Nephrotic syndrome is the most common childhood kidney disease in the world. The rates of nephrotic syndrome have doubled over the past ten years in Ontario, where 5 children per 100,000 children are affected. South Asian children are affected by nephrotic syndrome more frequently, with a 6-times higher occurrence than European children. Steroids are the basis of treatment not only at initial presentation, but also at each subsequent relapse. If the child is steroid resistant, dependent, or frequently relapsing, steroid-sparing immunosuppressive medications are often used. Overall most children do well, and in about 85% of children the disease has been cured by adulthood. Unfortunately, there is a significant exposure to steroids and at least half of the children have a prolonged and repeated exposure to other immunosuppressive drugs. Despite prolonged exposure to medications, the risks of developing other chronic diseases related to repeated exposure to steroids and other steroid-sparing medications are unknown. Specifically, we do not know if these children develop chronic kidney disease, cardiovascular disease, diabetes, fractures, infertility or cancer. Our goal is to determine the risk of these long-term complications in individuals with childhood nephrotic syndrome as they age into young adults. We will compare the overall risk of complications to that in healthy children from Ontario.

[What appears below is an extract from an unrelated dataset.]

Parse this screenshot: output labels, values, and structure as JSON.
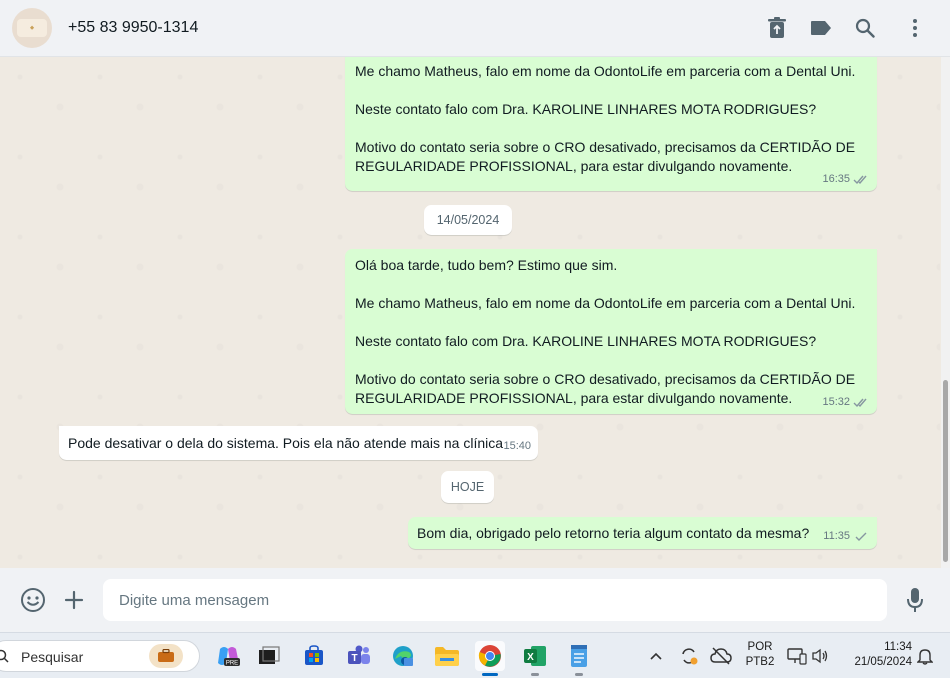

We propose to study around 1500 children with idiopathic nephrotic syndrome from 4 pediatric centers in Ontario (Toronto, Hamilton, Ottawa and London) with equal access to healthcare. We will collect health data from the medical charts of these children and link it with provincial health administrative data to determine the rates of complications. Results of the study will provide the rationale for clinical practice guidelines on screening for comorbidities and potentially alternative treatment strategies to lessen the risk. If there is no difference in risk, we can reassure families about prolonged steroid use and choice of steroid sparing agent. We will also develop methods to determine specific kidney outcomes in children using administrative data. Our overall goal is to provide more robust estimates of the burden for these important outcomes that result from having childhood nephrotic syndrome or arise from treatment with steroids and other nonsteroidal immunosuppressive drugs. This study addresses important patient-centered outcomes and will provide key information in counselling patients and families on the risks of nephrotic syndrome and related medications.